Business Angel: A business angel is someone who takes part in financing a start-up, but who also shares his or her know-how and contacts with them.
Capital buffer: A capital buffer is mandatory capital that financial institutions are required to hold in addition to other minimum capital requirements.
Due dilligance: Due diligence is an investigation of a potential investment to confirm all facts, such as reviewing all financial records, plus anything else deemed necessary to check the potential success of the start-up.
Disruption: Technology or product that changes or revolutionizes a market.
Exit: Successful (part) sale of a start-up.
Financial Rounds: Investors distribute their investments at multiple stages. When the startup reaches important milestones, funds are given for the next stages.
Going Public: (Part) Sale of shares to the stock market.
Hockey stick effect: This effect describes a particular curve progression that resembles a hockey stick. The curve starts flat, maybe falls rapidly but then ramps up quickly. This happens when a start-up garners little sales at the beginning and also expects setbacks before growing strongly as time passes.
IIPR: Protection of all types of intellectual property, such as patent protection, design protection or copyright.
Joint Venture: Cooperation between two or more economically independent establishments to create a one new endeavor.
KKTI: An institution who seeks to enable the successful launch and first expansion steps of a start-up with intense coaching. Successful Start-Ups receive a CTI-Label and will be put in contact with potential investors.
Lean: The core idea is to maximize customer value while minimizing waste.
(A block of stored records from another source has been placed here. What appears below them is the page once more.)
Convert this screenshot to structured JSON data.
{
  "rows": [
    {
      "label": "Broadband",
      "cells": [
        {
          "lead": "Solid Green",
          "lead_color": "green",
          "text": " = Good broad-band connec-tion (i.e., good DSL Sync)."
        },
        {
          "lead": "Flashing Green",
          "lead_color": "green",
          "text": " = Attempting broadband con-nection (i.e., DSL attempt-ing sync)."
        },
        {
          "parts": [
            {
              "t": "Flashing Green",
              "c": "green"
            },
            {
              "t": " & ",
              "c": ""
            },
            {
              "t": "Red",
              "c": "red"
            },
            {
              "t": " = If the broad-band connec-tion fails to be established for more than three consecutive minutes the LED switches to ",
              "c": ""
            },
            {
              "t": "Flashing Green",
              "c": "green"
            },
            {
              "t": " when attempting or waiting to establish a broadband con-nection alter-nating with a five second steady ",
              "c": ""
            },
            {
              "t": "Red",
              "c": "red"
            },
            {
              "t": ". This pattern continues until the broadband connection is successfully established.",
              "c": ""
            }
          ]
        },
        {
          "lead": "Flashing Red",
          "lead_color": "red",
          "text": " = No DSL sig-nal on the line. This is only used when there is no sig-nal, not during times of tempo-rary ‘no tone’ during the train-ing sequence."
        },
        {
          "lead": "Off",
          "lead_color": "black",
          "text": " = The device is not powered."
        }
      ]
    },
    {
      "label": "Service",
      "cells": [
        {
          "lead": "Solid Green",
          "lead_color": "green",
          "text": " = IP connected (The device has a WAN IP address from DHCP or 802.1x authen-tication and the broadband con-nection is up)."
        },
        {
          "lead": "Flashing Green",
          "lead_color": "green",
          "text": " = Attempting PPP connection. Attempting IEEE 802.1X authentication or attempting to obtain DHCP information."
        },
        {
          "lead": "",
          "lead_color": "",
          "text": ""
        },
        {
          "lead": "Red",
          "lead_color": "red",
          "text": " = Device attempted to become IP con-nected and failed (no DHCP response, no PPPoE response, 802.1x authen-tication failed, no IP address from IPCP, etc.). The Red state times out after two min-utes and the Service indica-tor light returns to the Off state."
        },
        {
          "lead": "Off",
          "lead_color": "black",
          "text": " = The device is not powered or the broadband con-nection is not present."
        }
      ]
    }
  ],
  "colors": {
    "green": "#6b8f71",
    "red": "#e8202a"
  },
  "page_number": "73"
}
Simply put, lean means creating more value for customers with fewer resources.
MVP: Minimum Viable Product, which is a product with just enough features to allow for the gathering of validated learnings, to be used for the product’s continued development.
Pivot: A radical strategic change of a business model. The vision stays the same, but there are changes to the product, the audience or a change of technology.
Quality management: Quality management is the act of overseeing all activities and tasks needed to maintain a desired level of excellence.
Royalties: A percentage of the income using the owner’s property. It is common in situations where an inventor or original owner sells his product to a third party in exchange for royalties from the future revenues it may generate.
Skin in the game: When Insiders use their own money to buy stock in the start-up they’re running. This ensures that the company is run by people who are at risk.
Term Sheet: A primary stage contract that is conditionally binding. It often includes a non-disclosure agreement and exclusivity of the agreement.
Usability: Great usability means making the product as easy as possible for the user.
Venture Capitalist: Professional investor who takes part in a startup with large investments,but also expect strong development and returns (normally 35 – 50% increase in value per year).
White Label Product: Business customers get a finished product from a company and just have to put their brand on it. It’s interesting for startups, who create products like a CMS, but can’t sell the product themselves. They just sell the CMS (Commerce management system) as a package to someone else.